My own tears burned, drowning me in heartache.
But nothing sucker-punched me more than her next words.
“You were choosing her.”
I choked on my breath.
Stared at my daughter with devastation carved across my face.
I’d made a knee-jerk decision in that moment, and I’d chosen to protect Halley’s heart over my daughter’s, believing so entirely that Tara would understand one day. Forgive me. Use the tools and wisdom she’d acquired from a privileged, love-drenched life to heal her wounds. Halley had never had that. She’d come from nothing, and my own selfish decisions had left her with nothing but packed bags and a daunting, unknown future.

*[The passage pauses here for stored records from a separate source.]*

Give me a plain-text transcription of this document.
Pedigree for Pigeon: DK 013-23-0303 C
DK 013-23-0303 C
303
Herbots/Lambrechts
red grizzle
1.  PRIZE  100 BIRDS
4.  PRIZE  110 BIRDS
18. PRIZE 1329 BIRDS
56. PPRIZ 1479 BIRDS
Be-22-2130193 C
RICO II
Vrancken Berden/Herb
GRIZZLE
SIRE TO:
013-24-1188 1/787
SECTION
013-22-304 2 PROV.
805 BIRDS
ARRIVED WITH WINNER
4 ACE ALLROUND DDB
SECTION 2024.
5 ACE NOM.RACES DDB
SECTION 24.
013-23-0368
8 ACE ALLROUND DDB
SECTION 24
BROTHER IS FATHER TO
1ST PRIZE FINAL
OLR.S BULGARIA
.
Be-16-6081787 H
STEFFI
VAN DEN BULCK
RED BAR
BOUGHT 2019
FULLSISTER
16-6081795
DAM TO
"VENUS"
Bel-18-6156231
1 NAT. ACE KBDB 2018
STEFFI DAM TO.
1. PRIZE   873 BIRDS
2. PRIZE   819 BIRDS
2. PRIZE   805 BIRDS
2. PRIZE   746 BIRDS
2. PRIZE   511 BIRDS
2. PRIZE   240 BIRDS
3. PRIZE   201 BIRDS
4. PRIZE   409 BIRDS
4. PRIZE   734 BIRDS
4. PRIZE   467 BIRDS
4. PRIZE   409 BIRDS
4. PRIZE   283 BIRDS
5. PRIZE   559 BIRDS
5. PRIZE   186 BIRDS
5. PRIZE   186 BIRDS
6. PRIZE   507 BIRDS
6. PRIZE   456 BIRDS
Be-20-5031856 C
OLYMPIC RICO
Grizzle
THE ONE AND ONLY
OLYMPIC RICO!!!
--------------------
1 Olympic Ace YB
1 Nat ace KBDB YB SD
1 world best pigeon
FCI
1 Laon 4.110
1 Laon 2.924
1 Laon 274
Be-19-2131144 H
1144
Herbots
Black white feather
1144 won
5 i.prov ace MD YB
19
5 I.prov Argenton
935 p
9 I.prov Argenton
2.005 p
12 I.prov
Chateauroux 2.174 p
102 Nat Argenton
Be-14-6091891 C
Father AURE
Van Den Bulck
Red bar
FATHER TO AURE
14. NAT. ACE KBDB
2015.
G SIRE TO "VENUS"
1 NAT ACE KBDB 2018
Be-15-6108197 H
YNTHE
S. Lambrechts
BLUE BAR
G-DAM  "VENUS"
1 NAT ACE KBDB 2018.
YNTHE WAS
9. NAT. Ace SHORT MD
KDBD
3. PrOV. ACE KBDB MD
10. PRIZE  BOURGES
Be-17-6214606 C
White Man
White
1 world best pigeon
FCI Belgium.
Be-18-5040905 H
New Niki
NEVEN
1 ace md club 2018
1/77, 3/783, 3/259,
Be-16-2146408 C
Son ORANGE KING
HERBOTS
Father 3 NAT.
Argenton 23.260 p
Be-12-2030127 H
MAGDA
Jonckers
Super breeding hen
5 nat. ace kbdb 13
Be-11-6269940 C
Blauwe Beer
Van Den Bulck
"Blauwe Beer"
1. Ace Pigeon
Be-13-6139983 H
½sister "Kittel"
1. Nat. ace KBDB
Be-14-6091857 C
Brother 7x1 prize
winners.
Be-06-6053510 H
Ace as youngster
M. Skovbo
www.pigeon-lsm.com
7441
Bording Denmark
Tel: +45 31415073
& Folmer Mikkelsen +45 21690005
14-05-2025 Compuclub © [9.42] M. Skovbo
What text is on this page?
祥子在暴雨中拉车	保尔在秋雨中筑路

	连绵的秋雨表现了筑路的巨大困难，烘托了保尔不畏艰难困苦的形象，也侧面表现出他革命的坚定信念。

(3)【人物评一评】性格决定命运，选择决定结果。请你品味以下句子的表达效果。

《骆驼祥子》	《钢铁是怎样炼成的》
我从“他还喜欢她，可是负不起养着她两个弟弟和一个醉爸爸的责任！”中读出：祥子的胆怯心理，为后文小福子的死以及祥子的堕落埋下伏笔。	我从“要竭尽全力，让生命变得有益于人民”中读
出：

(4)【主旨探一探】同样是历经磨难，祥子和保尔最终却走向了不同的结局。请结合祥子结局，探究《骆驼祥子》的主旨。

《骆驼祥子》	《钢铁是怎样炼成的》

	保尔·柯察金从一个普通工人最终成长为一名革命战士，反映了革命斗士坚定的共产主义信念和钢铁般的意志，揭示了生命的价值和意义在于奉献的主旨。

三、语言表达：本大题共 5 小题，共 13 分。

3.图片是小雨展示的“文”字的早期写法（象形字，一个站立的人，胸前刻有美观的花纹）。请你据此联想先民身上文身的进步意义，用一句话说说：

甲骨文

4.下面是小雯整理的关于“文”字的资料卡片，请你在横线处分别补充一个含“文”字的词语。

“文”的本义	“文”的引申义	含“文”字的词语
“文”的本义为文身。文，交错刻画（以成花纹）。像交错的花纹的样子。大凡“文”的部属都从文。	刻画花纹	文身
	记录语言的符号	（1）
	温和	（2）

But I hadn’t known the weight of Tara’s trauma.
Her own burdens that haunted her.
Her pain.
In hindsight, I could have done something differently. Tried to find the balance in disorder. Thought harder, fought harder. Maybe I could have saved them both from the damaging repercussions of my actions.
But in the game of forbidden love, someone always lost.
I just never thought it would be all of us.
Tara looked away off my silence, dropping her chin, her eyes squeezing shut as more tears spilled out. She shook her head. Inhaled a shuddery breath.
I had no more words of solace to give. No more explanations to offer. She already knew that I loved Halley—time had opened her eyes to that truth.
But I feared nothing I could say would ever convince Tara that I loved her just as much.
And that was my fault.
That was my eternal cross to bear.
I rubbed a hand over my face, defeat weakening my bones. “Tell me how to fix this.”
Tara swiped away the remnants of her sorrow and straightened her stance. “I don’t know, Dad. This isn’t my fourth-grade science project. You can’t just run to the store when the glue runs out and save the day.”
“There has to be something.” My words bled with rawness. With pleading. “You’re my little girl.”
“I’ll always be your little girl.” Tara gathered her purse from the couch and breezed past me, muttering a final statement over her shoulder that twisted the blade in my chest, all the way through. “And you’ll always be the man who broke my heart.”
CHAPTER 38
Mom was seated at my tiny kitchen table with a glass of wine when I slipped into the apartment and kicked off my shoes. Her head popped up at my entrance, her eyes glimmering with hope.